We saw that last year turned out to be the most damaging wildfire season ever for California, with over a million acres destroyed. Sadly, those records are being surpassed by the wildfire damages that are taking place this year. The Camp Fire itself has turned out to be the deadliest wildfire in all of California’s wildfire history, as it has claimed 85 lives with 249 more that are missing – and those numbers will probably grow even larger. Officials also claim the fire has destroyed around 19,000 buildings, with most of them being homes. Experts claim that climate change could even expand the sizes of these fires and actually turn the fire season into a year around event. As the complexity of containing wildfires increase, we are seeing researchers, government agencies, and companies turn to artificial intelligence to help manage and analyze the chaos from the plethora of data that comes from these disasters. The goal and hope in the future is that authorities will improve their means of earlier detection which would allow firefighters to keep them from getting out of control and perhaps even keep fires in the future from starting in the first place.
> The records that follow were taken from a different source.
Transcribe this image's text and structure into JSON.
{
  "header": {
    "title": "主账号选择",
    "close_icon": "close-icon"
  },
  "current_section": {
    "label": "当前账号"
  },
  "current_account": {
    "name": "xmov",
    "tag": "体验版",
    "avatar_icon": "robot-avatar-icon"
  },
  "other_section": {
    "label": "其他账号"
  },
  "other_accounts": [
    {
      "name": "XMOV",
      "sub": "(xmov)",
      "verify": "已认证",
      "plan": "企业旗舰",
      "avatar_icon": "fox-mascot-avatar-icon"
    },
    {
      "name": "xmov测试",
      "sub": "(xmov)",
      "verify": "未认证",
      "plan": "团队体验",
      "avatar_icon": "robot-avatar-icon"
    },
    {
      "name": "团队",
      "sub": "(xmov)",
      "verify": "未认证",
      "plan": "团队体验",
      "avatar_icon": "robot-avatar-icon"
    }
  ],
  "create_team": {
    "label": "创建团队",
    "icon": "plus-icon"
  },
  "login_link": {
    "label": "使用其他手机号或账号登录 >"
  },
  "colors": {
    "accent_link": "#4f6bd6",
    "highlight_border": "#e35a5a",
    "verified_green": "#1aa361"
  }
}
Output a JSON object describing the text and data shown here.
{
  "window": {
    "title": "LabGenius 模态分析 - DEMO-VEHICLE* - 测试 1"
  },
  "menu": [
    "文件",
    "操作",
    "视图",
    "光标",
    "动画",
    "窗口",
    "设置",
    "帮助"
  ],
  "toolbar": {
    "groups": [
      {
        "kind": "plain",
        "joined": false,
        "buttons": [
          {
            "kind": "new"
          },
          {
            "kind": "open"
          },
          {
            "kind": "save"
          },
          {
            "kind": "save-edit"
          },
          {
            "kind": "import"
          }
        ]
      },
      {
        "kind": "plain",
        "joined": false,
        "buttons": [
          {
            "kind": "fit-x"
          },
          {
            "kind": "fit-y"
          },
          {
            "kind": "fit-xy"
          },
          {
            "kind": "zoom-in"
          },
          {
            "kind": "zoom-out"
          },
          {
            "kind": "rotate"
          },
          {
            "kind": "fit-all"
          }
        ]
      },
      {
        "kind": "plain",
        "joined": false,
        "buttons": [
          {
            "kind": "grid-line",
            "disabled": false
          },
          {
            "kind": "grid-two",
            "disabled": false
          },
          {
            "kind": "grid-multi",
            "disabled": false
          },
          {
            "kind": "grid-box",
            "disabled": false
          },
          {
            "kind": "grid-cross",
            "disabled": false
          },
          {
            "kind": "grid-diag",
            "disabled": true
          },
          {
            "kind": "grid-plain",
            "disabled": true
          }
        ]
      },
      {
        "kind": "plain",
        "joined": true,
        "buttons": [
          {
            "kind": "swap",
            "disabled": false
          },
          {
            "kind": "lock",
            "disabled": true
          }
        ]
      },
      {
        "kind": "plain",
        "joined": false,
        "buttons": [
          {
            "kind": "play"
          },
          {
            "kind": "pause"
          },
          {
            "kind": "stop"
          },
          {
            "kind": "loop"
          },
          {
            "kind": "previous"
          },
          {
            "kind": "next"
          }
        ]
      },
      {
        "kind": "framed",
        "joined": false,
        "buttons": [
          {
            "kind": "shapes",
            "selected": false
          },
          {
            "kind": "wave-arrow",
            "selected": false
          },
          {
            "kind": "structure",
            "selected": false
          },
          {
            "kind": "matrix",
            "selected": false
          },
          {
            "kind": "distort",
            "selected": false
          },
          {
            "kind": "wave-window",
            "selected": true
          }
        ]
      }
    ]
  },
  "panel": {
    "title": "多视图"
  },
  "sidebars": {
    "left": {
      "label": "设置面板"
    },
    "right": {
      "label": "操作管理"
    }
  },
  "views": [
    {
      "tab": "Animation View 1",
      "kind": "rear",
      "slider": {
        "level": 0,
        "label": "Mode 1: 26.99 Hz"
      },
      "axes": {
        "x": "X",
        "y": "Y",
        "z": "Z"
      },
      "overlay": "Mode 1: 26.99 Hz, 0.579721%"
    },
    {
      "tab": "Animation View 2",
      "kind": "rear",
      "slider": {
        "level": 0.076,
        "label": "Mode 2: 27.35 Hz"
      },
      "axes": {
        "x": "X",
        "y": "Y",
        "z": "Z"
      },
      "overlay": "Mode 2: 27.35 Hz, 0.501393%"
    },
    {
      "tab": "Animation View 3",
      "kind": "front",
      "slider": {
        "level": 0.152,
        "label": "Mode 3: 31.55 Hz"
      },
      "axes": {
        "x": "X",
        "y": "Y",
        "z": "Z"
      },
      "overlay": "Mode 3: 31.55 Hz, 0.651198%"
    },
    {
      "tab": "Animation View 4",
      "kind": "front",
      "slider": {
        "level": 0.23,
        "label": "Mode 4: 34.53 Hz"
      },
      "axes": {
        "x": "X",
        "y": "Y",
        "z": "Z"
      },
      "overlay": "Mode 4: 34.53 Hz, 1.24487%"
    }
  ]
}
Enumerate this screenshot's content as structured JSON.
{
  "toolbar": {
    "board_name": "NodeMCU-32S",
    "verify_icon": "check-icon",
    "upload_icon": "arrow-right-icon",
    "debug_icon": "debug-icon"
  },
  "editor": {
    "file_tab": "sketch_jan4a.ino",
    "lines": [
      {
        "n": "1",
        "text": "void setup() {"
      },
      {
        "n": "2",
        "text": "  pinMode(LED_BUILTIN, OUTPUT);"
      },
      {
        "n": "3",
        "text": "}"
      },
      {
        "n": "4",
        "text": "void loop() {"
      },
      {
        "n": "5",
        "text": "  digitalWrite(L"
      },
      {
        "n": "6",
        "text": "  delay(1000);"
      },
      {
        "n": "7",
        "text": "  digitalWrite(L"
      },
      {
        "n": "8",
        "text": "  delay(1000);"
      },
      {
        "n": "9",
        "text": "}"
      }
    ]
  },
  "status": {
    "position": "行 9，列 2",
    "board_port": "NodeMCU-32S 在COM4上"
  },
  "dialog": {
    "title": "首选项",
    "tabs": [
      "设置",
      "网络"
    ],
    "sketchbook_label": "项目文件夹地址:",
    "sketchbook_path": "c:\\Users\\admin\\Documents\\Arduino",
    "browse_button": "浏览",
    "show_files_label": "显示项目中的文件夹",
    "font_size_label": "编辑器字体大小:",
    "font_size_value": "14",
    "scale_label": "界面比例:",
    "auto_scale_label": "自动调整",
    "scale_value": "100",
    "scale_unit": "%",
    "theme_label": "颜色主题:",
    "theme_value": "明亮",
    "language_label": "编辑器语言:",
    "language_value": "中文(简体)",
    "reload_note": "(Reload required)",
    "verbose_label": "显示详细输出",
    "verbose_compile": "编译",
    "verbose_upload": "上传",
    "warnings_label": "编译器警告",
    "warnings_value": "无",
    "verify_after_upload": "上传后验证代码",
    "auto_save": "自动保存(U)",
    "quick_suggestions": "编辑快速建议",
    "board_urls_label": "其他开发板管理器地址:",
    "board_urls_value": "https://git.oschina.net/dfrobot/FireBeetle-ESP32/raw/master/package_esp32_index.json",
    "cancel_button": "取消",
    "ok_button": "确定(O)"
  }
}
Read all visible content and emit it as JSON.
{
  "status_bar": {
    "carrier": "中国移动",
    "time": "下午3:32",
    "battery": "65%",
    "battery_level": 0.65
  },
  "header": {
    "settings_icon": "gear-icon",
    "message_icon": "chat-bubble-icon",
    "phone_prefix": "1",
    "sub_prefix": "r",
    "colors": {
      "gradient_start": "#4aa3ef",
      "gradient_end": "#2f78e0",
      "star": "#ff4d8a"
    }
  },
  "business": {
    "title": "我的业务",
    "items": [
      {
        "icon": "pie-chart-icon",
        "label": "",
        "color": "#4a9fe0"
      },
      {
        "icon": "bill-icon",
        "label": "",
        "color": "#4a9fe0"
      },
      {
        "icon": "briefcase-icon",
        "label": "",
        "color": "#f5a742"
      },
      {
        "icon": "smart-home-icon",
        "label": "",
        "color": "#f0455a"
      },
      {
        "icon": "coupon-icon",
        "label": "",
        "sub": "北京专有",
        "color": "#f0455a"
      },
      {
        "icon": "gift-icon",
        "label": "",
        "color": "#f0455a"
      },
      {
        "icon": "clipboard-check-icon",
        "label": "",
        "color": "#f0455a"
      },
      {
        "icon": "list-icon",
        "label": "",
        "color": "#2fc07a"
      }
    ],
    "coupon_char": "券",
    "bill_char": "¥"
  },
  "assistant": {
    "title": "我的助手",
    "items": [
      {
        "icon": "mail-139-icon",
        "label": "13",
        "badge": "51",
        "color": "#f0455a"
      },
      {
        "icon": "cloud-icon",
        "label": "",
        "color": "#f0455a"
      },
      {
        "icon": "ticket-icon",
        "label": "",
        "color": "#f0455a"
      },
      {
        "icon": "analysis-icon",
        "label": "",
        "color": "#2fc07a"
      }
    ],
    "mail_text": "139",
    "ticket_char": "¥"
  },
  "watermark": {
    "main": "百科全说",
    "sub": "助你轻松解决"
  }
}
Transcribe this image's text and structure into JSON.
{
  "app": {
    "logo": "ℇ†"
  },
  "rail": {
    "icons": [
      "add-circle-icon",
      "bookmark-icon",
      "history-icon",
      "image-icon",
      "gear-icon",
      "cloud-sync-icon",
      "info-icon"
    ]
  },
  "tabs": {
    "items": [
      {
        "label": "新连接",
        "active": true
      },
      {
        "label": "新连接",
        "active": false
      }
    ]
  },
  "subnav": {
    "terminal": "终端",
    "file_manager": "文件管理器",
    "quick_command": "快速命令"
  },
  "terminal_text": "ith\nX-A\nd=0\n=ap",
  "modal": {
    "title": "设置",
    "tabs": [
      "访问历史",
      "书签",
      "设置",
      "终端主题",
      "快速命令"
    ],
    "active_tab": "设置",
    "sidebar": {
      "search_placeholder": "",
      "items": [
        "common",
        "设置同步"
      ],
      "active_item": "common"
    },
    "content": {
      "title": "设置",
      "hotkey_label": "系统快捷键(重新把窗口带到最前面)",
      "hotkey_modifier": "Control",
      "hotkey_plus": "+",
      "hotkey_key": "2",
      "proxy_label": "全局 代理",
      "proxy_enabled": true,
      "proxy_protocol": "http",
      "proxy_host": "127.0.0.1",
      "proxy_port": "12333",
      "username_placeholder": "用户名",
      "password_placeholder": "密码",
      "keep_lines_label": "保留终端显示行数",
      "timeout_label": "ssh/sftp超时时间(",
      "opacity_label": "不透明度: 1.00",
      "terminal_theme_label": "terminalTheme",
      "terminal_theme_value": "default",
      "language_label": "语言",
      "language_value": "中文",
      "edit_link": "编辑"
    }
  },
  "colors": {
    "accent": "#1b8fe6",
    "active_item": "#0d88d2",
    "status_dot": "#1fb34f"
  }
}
High Tech Defense Against Future Wildfires Even when immediate threats from wildfires recede, there is limited amount of time to find survivors and get help to those people who are in need. Determining the most effective way to get resources that are very limited to disaster victims continues to be a huge unsolved problem. There have been some researchers out there that have utilized social media as a means of improving responses to disaster. The fact is that trying to sift through all the data manually is impossible, but it is believed that AI tools would greatly help in finding crucial messages quickly. Experts claim that such a function would save numerous lives and homes. It is imperative that modern tools and technologies be utilized in fighting a problem that appears to be a permanent fixture in the future.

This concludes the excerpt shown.